Managing editor and logophile Andy Hollandbeck reveals the sometimes surprising roots of common English words and phrases. Remember: Etymology tells us where a word comes from, but not what it means today.
When you see the word bulldozer, you might conjure an image of a large yellow machine with caterpillar treads flattening everything before it with its steel-toothed blade. Or maybe your mind goes back to a smaller Tonka version of this mechanical behemoth that you played with as a child. Taken on its own, with no context, bulldozer might even call to mind some serene bovine scene, perhaps Ferdinand the Bull dozing among the daisies.
How jarring, then, to discover bulldozer’s horrible, violent beginnings.
Bulldozer (originally spelled bulldoser) first appeared in the run-up to the election of 1876. That was the final year of President Ulysses S. Grant’s second term in office, and he had unexpectedly declined to run for a third term. In his place, the Republican party put its support behind Ohio Governor and former U.S. Representative Rutherford B. Hayes, while the Democratic candidate was New York Governor Samuel Tilden.
This was an important election. All the former Confederate states had returned to the Union, post-Civil War Reconstruction was ongoing, and this was the first presidential election in which African-American men could vote for someone who wasn’t Ulysses S. Grant. The outcome of the election of 1876 would shape the future of the South for years to come.
The former slave owners and secessionists in the South knew it, and they weren’t about to sit back and let the North and their former slaves usurp their power and privilege. Despite three new federal laws in 1870 and ’71 designed to protect Black Americans from violence and coercion at the polls, many were bulldosed into silence. Bulldose was a slang term derived from either “a dose fit for a bull” or “a dose of the bull” — the second being a reference to the bullwhip. Bulldosers used physical violence against Black voters either to keep them from the polls or to intimidate them into voting Democratic.
Going into the election, in five states — Alabama, Florida, Louisiana, Mississippi, and South Carolina — a majority of registered voters were African American. One would expect, in a fair election, that the Republican candidate would easily take these states. But after the votes were tallied, Tilden had won the popular vote in Alabama and Mississippi.
The results in the other three states were even more unexpected. After counting had finished, both parties claimed victory in those states. On election night, Tilden was the presumed winner with 184 electoral votes, 19 votes ahead of Hayes and 1 vote away from holding a majority.

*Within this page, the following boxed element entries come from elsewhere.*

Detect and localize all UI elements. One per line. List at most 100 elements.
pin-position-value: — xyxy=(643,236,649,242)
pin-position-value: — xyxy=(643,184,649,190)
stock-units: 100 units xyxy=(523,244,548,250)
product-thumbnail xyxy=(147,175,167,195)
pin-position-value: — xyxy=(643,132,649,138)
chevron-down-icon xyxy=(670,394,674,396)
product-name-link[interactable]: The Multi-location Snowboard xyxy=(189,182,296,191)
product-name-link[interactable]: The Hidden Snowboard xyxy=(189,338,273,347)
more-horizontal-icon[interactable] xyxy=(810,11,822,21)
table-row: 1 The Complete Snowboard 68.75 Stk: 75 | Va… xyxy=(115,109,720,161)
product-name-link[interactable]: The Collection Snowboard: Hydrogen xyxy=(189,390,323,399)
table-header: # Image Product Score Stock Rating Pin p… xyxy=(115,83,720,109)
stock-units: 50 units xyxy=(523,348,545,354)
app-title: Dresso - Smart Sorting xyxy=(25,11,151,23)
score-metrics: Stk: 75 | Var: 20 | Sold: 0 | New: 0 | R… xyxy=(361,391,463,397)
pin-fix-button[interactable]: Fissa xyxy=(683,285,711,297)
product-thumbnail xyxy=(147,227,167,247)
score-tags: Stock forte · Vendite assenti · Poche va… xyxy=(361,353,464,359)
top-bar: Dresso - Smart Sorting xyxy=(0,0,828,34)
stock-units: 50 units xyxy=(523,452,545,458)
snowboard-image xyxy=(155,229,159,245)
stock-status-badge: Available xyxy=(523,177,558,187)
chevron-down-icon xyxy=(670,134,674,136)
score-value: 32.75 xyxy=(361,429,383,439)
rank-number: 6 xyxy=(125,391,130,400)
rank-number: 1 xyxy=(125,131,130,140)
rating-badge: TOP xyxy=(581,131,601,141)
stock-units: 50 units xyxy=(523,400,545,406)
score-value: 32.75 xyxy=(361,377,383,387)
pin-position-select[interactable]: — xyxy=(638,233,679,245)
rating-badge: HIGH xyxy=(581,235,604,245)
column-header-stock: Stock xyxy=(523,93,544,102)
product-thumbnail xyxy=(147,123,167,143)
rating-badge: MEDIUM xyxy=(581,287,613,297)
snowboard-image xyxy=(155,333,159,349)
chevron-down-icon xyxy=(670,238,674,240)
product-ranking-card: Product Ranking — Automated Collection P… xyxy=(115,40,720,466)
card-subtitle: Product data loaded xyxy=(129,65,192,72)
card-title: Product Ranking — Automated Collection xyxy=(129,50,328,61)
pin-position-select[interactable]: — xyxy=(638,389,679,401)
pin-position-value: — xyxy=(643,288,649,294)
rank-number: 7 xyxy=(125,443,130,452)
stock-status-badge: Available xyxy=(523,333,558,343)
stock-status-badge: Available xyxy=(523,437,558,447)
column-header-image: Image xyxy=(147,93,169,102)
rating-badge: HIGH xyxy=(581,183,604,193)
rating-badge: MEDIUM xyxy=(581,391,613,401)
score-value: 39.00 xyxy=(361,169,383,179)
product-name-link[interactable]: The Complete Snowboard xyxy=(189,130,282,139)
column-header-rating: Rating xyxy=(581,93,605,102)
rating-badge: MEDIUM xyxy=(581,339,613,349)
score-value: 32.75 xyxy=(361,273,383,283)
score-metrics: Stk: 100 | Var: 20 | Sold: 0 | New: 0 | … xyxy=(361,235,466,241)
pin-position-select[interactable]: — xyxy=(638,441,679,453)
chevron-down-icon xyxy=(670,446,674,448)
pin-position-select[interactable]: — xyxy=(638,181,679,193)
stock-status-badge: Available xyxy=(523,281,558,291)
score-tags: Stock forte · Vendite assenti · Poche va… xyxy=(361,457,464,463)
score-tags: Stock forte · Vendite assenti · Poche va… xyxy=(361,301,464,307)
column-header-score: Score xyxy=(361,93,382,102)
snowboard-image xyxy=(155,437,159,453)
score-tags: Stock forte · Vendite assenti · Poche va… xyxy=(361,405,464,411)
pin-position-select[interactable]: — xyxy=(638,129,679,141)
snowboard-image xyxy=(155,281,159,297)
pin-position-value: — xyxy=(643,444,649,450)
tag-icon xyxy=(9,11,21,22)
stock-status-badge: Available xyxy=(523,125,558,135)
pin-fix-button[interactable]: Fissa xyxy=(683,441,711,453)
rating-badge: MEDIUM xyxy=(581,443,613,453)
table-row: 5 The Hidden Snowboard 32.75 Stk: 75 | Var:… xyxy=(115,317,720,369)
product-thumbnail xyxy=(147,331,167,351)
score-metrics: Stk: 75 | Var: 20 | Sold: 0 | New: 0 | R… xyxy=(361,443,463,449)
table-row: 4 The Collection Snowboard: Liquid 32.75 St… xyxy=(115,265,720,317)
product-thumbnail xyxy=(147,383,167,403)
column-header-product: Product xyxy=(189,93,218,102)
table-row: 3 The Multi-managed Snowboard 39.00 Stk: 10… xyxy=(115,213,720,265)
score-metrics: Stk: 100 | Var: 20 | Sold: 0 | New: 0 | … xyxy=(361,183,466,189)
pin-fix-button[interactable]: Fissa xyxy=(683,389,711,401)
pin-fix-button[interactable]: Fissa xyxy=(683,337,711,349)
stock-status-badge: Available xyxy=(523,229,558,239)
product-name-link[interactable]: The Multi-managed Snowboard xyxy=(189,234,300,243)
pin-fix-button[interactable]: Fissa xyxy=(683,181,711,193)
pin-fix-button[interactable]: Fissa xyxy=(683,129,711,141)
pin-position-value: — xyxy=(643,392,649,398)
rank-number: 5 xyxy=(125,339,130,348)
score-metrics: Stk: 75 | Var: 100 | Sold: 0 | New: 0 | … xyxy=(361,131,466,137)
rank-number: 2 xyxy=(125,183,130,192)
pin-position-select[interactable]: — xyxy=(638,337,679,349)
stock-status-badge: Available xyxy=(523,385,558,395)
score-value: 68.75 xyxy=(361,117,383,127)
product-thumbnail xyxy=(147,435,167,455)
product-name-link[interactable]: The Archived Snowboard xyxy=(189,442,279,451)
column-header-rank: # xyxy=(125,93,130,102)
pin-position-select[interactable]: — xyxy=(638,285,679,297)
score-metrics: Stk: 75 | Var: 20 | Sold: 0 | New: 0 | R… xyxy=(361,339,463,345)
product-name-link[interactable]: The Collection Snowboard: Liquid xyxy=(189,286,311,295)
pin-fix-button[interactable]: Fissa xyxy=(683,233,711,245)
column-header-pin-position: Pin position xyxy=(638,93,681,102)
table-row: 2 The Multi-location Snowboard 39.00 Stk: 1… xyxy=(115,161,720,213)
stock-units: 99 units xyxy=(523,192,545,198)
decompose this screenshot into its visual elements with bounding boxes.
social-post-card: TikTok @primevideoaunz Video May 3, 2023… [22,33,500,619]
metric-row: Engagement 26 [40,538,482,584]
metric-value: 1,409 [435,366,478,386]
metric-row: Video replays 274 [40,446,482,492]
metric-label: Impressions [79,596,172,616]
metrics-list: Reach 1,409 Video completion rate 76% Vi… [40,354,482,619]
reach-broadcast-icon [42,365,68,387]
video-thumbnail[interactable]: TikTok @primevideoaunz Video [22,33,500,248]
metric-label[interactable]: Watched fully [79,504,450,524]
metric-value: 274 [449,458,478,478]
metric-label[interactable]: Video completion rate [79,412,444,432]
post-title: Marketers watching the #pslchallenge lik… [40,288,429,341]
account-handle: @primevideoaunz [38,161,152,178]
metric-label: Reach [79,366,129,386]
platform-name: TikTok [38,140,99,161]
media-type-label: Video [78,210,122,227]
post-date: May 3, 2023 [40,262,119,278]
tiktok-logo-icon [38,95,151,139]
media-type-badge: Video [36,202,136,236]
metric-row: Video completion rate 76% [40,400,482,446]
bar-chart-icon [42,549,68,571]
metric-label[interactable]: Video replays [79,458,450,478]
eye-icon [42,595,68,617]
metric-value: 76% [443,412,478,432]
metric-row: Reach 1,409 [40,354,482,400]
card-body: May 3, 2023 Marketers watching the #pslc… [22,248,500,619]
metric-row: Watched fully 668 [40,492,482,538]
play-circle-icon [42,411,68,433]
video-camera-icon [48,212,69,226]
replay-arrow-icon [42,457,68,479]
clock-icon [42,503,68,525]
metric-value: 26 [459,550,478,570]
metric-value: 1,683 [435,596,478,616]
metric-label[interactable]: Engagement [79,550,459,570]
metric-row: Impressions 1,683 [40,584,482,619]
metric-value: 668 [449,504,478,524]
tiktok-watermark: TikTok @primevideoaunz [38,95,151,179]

The 20 electoral votes of these states (plus Oregon) remained undecided for months as first the two parties and then the two houses of Congress launched separate investigations. Democrats and the Democratic-controlled House committee accused the Republicans of ballot stuffing and coercion. Republicans and the Republican-controlled Senate committee accused the Democrats of the same.
In the end, the presidential election was decided behind closed doors. In what came to be called the Compromise of 1877, the Democrats conceded the remaining electoral votes to the Republicans, making Rutherford Hayes our 19th president, but in return, federal troops were to be removed from the South, essentially ending Reconstruction and returning power to the same men who had controlled the South during the Civil War.
Though violent intimidation at the polls certainly continued, Southern officials found new ways to suppress the Black vote, including Jim Crow laws and grandfather clauses. Bulldosing took on the wider meaning of “to coerce or restrain by use of force,” and it was ripe for a more literal use when large, seemingly unstoppable machines came on the scene.
The machine we think of as a bulldozer was invented in the early 1920s, and by the initial months of the Great Depression, we start to find the term bulldozer in writing, with that Z further obscuring the word’s origins. The violent, racist origin of bulldozer is one reason many people now use the term earth mover to describe these massive machines.